First, Richard Tombs claims this
He expressly accepts (earlier in the piece) that he is not speaking as a constitutional lawyer. Which is just as well because his statement about what the “right” and “duty” of the courts and executive are is a constitutional nonsense.
Parliament is sovereign, and what it passes is law. The executive has to obey the law. It is also accountable to Parliament, and has to accept Parliamentary scrutiny. It has no right/duty to circumvent or avoid those duties in the name of preventing Parliamentary “obstruction”.
As for the courts, their task is to uphold the law including fundamental constitutional principles. Not to prevent Parliamentary “obstruction”.
Next: Richard Tuck on the political weight of the referendum.
He seeks to argue that you can’t “read into” a vote what people “really” voted for.
But two fatal flaws in that. First, the argument also applies (if it is a good one) to May’s deal. That is Brexit. But Tuck and @tfbrexit and @DrLeeJones claim that May’s deal doesn’t honour the referendum, claiming that it isn’t a Brexit people voted for. Sauce for the goose...
Second, note a critical and fatal slip: “arguably a party manifesto”.
Tuck realises half way through that sentence that the claim that anone who votes for party X must be taken to be a vote for everything that party X does in power is absurd. We’re all Labour’s votes in 2001 votes for the Iraq war?
So he grudgingly accepts that you have to read the manifesto. Voters can be taken to have supported that.

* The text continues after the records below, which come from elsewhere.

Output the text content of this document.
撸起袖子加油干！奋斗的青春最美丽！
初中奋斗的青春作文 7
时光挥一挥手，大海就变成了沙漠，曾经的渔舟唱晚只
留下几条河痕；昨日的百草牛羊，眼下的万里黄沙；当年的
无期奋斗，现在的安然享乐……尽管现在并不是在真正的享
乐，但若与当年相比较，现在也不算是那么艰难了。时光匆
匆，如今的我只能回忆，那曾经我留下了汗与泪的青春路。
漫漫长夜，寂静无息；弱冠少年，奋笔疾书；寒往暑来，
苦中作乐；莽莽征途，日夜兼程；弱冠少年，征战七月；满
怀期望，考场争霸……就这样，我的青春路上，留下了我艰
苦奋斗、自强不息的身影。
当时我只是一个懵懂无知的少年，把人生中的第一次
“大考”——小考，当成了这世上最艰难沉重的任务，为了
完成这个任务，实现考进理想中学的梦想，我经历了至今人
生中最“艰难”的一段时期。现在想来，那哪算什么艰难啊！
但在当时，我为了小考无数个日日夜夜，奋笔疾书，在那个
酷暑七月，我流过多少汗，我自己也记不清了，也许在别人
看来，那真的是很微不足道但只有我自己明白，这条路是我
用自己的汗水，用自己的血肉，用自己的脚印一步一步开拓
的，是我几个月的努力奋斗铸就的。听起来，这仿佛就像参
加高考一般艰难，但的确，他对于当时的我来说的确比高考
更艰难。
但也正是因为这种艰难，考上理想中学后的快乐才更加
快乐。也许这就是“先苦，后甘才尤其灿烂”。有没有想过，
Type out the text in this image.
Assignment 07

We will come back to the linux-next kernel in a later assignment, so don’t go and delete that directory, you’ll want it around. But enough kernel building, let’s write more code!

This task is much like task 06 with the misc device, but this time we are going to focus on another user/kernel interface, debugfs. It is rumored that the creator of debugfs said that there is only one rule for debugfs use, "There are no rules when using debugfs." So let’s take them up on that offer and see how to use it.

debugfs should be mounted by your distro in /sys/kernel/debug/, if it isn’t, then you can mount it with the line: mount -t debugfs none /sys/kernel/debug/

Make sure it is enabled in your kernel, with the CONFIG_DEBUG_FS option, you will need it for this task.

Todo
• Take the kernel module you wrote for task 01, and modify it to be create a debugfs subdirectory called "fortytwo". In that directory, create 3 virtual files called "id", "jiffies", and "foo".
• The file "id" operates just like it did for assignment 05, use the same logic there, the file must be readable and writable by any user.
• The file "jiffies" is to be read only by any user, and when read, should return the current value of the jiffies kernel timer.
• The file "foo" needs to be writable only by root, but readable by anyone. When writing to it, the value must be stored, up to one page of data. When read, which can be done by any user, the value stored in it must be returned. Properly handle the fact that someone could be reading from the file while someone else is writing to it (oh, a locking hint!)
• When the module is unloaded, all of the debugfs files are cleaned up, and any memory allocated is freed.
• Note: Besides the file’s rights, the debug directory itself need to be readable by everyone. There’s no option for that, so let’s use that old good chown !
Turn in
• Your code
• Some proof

But turn to the referendum. As I and others have pointed out as nauseam, Vote Leave consistently and strongly ridiculed the possibility that a Leave vote could mean a Belarus, crash out Brexit. See Gove.
So Tuck’s claim that you can or should read the referendum as support for crash out is nonsense. It also ignores the much greater than 50% of votes and seats obtained in the Euro elections by parties ruling out crash out.
Finally this on prorogation.
This is incorrect. The role of political motivation in public law is complex. See . But it is simply wrong to say that “motive does not matter”.
But if a decision is taken for reasons that the decision maker could not properly take into account, bearing in n mind the nature and purpose of the power being exercised, then motives matter very much.
I haven’t time to read the remaining pieces. But if they are as misconceived as the others, then I wouldn’t bother if I were you.